The network has been the driving force over the past two years to install telehealth equipment in 34 rural schools throughout the state. The technology allows doctors to evaluate ill students remotely.
In an interview with Inside INdiana Business, Kathleen Chelminiak, the project director of the Indiana Rural Schools Clinic Network, said as the state ordered schools to close her organization realized the potential benefit of using the equipment in response to the crisis.
“We had a couple of healthcare partners reaching out, asking if it would be a possibility to move the telehealth equipment from these school buildings that were going to be closed anyways until May 1 into other remote healthcare locations so that they could potentially do telehealth visits with patients while the pandemic was going on,” said Chelminiak.
Many of the schools have temporarily relocated their telehealth technology to a healthcare clinic or other remote healthcare location in their community.
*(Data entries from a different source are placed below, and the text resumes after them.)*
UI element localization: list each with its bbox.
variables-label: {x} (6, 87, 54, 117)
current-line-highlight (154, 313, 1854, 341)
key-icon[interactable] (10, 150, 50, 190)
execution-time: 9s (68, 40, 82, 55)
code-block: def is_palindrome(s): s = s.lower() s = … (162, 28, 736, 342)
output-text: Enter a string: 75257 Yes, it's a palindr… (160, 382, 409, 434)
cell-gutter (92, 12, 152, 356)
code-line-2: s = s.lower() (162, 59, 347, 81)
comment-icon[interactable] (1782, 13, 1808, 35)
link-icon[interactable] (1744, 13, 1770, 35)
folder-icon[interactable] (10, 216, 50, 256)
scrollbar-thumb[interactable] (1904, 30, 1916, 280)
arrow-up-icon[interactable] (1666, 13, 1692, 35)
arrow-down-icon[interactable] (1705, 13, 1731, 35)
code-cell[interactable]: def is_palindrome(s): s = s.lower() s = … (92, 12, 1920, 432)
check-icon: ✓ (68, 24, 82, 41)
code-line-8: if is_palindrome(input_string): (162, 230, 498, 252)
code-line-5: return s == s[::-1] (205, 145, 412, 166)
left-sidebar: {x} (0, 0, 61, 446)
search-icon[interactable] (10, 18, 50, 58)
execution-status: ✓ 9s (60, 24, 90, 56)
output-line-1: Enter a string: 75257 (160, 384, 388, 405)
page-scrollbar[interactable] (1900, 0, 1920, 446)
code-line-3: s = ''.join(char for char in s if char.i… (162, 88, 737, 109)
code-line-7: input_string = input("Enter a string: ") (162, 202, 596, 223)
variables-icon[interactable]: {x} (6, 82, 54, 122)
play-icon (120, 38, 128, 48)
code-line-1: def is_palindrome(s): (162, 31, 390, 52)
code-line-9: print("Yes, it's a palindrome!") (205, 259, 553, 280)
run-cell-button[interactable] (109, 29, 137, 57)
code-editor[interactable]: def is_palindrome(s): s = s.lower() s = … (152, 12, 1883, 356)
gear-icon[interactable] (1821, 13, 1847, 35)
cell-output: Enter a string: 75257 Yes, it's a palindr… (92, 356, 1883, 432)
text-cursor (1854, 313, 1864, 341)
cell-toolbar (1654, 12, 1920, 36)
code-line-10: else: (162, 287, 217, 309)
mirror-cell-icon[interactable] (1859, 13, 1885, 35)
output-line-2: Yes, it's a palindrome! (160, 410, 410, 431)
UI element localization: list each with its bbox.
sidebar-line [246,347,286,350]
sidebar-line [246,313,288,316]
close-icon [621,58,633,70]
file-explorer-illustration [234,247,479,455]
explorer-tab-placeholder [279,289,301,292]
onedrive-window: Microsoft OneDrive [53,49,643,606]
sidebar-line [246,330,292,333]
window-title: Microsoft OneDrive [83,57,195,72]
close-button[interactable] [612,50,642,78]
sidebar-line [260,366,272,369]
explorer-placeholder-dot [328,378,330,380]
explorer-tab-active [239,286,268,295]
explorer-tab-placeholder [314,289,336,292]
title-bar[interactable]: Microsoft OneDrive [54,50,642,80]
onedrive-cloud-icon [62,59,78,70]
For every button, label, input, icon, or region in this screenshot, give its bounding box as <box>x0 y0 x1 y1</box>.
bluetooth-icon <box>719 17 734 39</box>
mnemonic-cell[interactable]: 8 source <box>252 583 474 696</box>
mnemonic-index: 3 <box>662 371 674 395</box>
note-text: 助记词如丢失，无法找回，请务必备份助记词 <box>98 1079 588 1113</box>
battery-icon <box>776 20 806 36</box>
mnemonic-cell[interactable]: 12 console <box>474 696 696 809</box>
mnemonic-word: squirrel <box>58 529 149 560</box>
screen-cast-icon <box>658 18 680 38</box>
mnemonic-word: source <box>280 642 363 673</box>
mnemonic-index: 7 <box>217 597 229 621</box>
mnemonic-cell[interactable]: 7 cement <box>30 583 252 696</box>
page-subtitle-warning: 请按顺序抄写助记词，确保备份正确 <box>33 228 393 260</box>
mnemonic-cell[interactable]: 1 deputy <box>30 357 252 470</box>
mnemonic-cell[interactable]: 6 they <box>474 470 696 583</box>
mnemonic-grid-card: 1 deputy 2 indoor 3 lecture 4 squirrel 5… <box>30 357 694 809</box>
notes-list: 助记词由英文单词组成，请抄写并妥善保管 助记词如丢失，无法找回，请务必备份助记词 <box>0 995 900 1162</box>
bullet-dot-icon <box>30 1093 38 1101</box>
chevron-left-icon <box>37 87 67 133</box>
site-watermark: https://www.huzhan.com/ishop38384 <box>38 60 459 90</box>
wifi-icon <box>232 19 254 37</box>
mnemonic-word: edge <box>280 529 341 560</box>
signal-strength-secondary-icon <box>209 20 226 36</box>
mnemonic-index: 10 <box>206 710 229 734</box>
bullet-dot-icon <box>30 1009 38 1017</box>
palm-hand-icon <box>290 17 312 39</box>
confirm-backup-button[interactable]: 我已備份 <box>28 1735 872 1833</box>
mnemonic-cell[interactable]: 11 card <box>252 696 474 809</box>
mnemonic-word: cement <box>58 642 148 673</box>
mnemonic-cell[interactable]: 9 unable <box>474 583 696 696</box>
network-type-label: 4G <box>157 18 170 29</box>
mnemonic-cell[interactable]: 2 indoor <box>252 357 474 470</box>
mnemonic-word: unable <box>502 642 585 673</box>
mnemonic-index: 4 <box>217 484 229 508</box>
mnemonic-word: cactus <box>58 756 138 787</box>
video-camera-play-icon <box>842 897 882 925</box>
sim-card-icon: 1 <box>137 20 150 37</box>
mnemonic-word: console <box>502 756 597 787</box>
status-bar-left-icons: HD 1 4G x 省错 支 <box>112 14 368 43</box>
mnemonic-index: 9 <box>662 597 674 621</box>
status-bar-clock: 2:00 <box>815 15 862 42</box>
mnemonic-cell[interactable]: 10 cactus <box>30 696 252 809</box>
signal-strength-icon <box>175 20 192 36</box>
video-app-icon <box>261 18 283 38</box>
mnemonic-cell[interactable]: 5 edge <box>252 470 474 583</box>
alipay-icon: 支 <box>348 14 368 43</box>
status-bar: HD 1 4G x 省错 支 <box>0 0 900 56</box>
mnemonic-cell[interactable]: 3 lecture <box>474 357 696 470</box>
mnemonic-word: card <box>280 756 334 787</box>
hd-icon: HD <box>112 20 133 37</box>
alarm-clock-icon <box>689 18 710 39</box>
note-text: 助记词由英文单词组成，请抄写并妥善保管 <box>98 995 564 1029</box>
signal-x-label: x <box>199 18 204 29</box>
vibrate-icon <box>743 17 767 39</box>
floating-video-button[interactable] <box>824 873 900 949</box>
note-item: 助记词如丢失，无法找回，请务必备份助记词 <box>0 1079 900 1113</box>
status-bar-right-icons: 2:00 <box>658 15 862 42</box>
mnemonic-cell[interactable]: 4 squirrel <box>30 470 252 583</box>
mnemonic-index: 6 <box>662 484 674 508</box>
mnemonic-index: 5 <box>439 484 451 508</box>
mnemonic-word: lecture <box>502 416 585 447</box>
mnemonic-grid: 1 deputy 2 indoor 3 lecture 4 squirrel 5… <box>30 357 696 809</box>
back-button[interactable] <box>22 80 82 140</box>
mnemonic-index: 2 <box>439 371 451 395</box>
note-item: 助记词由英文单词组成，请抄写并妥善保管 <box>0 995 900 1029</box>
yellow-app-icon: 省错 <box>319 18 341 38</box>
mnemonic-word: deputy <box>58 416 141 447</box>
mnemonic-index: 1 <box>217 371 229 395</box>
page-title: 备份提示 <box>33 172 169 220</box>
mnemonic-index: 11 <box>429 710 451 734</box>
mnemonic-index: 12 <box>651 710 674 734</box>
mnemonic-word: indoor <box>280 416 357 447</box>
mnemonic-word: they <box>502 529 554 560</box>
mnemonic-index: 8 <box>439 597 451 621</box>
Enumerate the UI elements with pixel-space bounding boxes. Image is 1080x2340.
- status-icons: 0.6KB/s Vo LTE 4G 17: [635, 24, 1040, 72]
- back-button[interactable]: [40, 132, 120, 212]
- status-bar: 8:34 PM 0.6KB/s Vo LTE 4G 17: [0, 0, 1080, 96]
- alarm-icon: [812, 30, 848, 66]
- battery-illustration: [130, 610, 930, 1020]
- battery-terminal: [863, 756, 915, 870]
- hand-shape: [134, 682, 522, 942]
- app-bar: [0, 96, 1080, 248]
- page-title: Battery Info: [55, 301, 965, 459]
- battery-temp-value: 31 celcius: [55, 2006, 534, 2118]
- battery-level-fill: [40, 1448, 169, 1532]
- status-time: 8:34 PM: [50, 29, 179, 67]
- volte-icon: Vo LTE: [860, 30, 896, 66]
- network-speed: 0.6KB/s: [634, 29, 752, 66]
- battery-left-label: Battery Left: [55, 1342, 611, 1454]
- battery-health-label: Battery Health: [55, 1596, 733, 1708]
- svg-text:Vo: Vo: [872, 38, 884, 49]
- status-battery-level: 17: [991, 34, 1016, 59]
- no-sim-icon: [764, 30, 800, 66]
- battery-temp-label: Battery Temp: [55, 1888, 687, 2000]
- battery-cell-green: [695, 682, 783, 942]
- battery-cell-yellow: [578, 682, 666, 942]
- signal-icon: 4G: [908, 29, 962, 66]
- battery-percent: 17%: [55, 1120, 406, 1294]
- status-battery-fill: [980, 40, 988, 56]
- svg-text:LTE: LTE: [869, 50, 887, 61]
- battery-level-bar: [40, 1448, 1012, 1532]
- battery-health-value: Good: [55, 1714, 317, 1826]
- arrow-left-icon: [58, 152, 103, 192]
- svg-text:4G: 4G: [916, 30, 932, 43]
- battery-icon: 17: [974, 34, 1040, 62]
The school telehealth equipment is now being repurposed by local rural hospitals and medical professionals in the following counties: Greene, Spencer, Owen, Ripley, Daviess, Steuben, and Scott.
“As a result, hospitals are able to communicate virtually with patients and hopefully reduce the influx into emergency departments and waiting rooms and help protect healthcare providers from potential exposure to COVID-19,” Chelminiak said.
The equipment includes video and audio capabilities to allow for two-way communication between the patient and healthcare provider. The technology can also measure blood pressure and pulse. It also has a stethoscope to listen to heart and lungs and an otoscope to examine inside ears.
“Because there is a (trained person) acting as a provider’s hands, we can pretty much get almost exactly the type of information that you would get if they were face to face,” explained Chelminiak.
IRSCN is a four-year grant program funded through the Health Resources and Services Administration, a federal agency in the U.S. Department of Health and Human Services. Chelminiak said the HRSA had to approve relocating the equipment.
“They reached back out to us and said it would be a really great use of funds and existing equipment if our healthcare providers were able to use it In the capacity for seeing patients remotely whether they had the actual symptoms of COVID-19 or not.”
IRSCN administers the telehealth program for the Indiana Rural Health Association. Chelminiak says the IRHA is prepared to install the equipment in several additional Indiana schools but is waiting until schools reopen.
Kathleen Chelminiak, project director of the Indiana Rural Schools Clinic Network, told Inside INdiana Business the goal is clear: patient-physician separation.